When I decided that I was really going to try this, I went on Amazon and ordered a few books about becoming Vegan. I figured it'd be good to have a few starting points - some recipes, some advice from people who have been there, things to think about, how to make sure that I'm still getting all the vitamins I need, etc. (That, and I tend to compulsively buy books.) I got my first book tonight (The Complete Idiot's Guide to Vegan Living), and I started reading it. As I started reading it, one of the things that kept cropping up was the idea that this is a transition not just in diet, but in lifestyle and in thinking about things. The author kept insisting that this transition is hard, and that if I "slip" in my new eating habits, it's important not to beat myself up about it but to just forgive myself and move on.

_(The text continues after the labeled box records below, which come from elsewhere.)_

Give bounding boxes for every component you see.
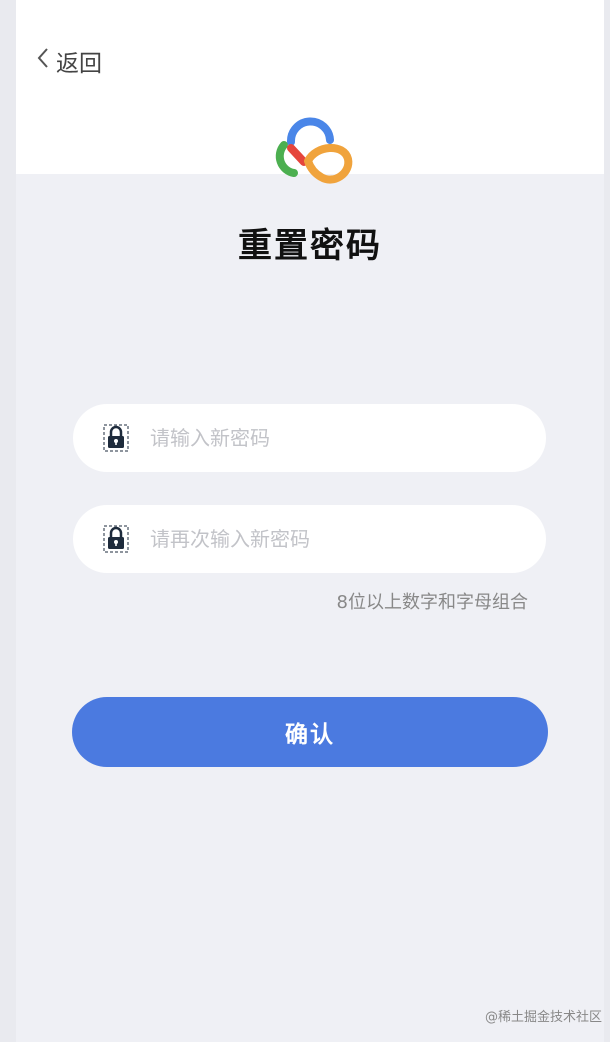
- reset-password-page: 返回 重置密码 8位以上数字和字母组合 确认 @稀土掘金技术社区: [16, 0, 604, 1042]
- back-button[interactable]: 返回: [36, 44, 102, 78]
- lock-icon: [103, 424, 129, 452]
- confirm-password-field[interactable]: [73, 505, 546, 573]
- new-password-field[interactable]: [73, 404, 546, 472]
- chevron-left-icon: [36, 46, 50, 76]
- new-password-input[interactable]: [148, 425, 512, 451]
- confirm-button[interactable]: 确认: [72, 697, 548, 767]
- watermark: @稀土掘金技术社区: [484, 1010, 602, 1025]
- page-title: 重置密码: [238, 226, 382, 266]
- app-logo: [266, 115, 356, 187]
- back-label: 返回: [56, 51, 102, 77]
- confirm-password-input[interactable]: [148, 526, 512, 552]
- lock-icon: [103, 525, 129, 553]
- password-hint: 8位以上数字和字母组合: [336, 592, 528, 613]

Up until that moment, I hadn't thought about this as a spiritual experience. I mean, I had in terms of the idea of giving [something] up for lent. The idea is that whatever that [something] is, whenever I actively decide not to eat, drink, partake in, or whatever that [something] is, I'm reminded of the sacrifice Jesus made for us. The idea that vegan living has a scriptural basis. But not the actual transition itself. But remember all those things I said this transition is going to take? Yea, those are all actually things that God has been teaching and re-teaching me over the last semester. And then God comes along and lays this whole vegan thing on my heart...
God works in amazing and wonderful (and sometimes slightly intimidating) ways. He is Faithful and He is Good, and I'm so excited to start this journey with Him.